Cali, junio 13 de 2026. Actualizado: viernes, junio 12, 2026 23:56
La industria manufacturera volvió a tomar protagonismo en la economía colombiana durante 2025. Tras dos años marcados por la desaceleración y fuertes presiones de costos, el sector no solo recuperó terreno, sino que se consolidó como una de las actividades con mejor desempeño del país.
Las cifras más recientes confirman un repunte sostenido que fortalece el panorama de crecimiento y empleo formal hacia el cierre del año.
En el tercer trimestre de 2025, el valor agregado de la manufactura creció 4,1% anual, una variación que revierte por completo la contracción de –1,5% registrada en igual periodo de 2024.
La dinámica también se reflejó en el dato mensual de septiembre, cuando la producción real avanzó 5,2% anual, otorgando impulso a un sector que venía golpeado por la caída del consumo, la inflación alta y los elevados costos financieros.
De enero a septiembre, la producción manufacturera acumula un incremento de 2,2%, señal de que la recuperación dejó de ser un fenómeno aislado para convertirse en una tendencia consistente.
Detrás de estos resultados aparece una composición sectorial menos concentrada y más diversa que en años anteriores.
Esta combinación muestra que la recuperación no depende de un solo rubro, sino de un ecosistema industrial más diversificado, con sectores intensivos en mano de obra y alto potencial exportador.
El informe destaca tres factores que explican el repunte:
El gasto de las familias creció con fuerza en 2025 gracias a mejores ingresos reales, aumento de remesas y reducción de las tasas de interés de consumo.
Este repunte volvió a estimular industrias ligadas a vestuario, calzado, electrodomésticos y bienes del hogar.
Tras un 2024 marcado por altos costos crediticios, 2025 trajo un entorno más favorable para empresas y consumidores. El acceso a crédito para inversión y capital de trabajo alivió la presión sobre los márgenes y permitió reactivar proyectos pospuestos.

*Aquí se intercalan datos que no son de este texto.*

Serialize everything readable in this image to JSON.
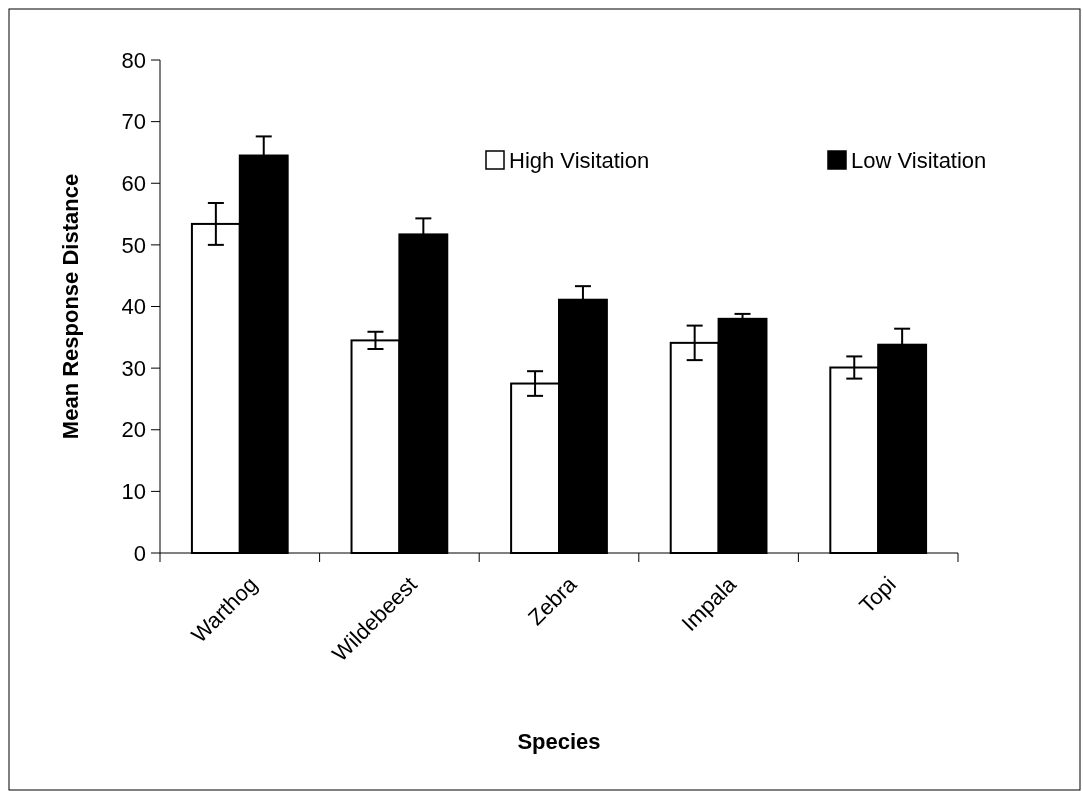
{
  "chart_data": {
    "type": "bar",
    "xlabel": "Species",
    "ylabel": "Mean Response Distance",
    "categories": [
      "Warthog",
      "Wildebeest",
      "Zebra",
      "Impala",
      "Topi"
    ],
    "series": [
      {
        "name": "High Visitation",
        "color": "#ffffff",
        "values": [
          53.4,
          34.5,
          27.5,
          34.1,
          30.1
        ],
        "errors": [
          3.4,
          1.4,
          2.0,
          2.8,
          1.8
        ]
      },
      {
        "name": "Low Visitation",
        "color": "#000000",
        "values": [
          64.5,
          51.7,
          41.1,
          38.0,
          33.8
        ],
        "errors": [
          3.1,
          2.6,
          2.2,
          0.8,
          2.6
        ]
      }
    ],
    "ylim": [
      0,
      80
    ],
    "yticks": [
      0,
      10,
      20,
      30,
      40,
      50,
      60,
      70,
      80
    ],
    "grid": false,
    "legend": "top right"
  }
}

Las ventas externas crecieron 4% durante el año, una cifra relevante en un entorno global incierto. Este aumento fortalece la balanza comercial y envía señales positivas para la atracción de inversión extranjera.
La manufactura tiene un peso determinante en el empleo formal y en el tejido empresarial colombiano. Muchos de los subsectores que crecieron con más fuerza —como confecciones y transporte— son altamente intensivos en mano de obra, lo que convierte su dinamismo en una oportunidad para aumentar la ocupación y reducir brechas laborales.
Además, la industria manufacturera tiene efectos multiplicadores: impulsa servicios logísticos, transporte, comercio e innovación.
La recuperación del sector contribuye indirectamente al mejor desempeño de otras ramas productivas.
El análisis de ANIF plantea que este repunte debe servir como base para una agenda industrial más ambiciosa.
La reactivación de 2025 abre espacio para intervenciones focalizadas que permitan consolidar un crecimiento sostenido en el mediano plazo.
Los resultados de 2025 muestran una manufactura que deja atrás la volatilidad reciente y se perfila como uno de los motores que sostendrán el crecimiento económico en 2026.
Aunque persisten desafíos —como la desaceleración global, la volatilidad del tipo de cambio y la necesidad de impulsar inversión—, la industria colombiana llega a fin de año con indicadores positivos, mayor resiliencia y un renovado protagonismo en el PIB nacional.
La consolidación de la manufactura es, sin duda, una de las mejores noticias económicas del año para Colombia.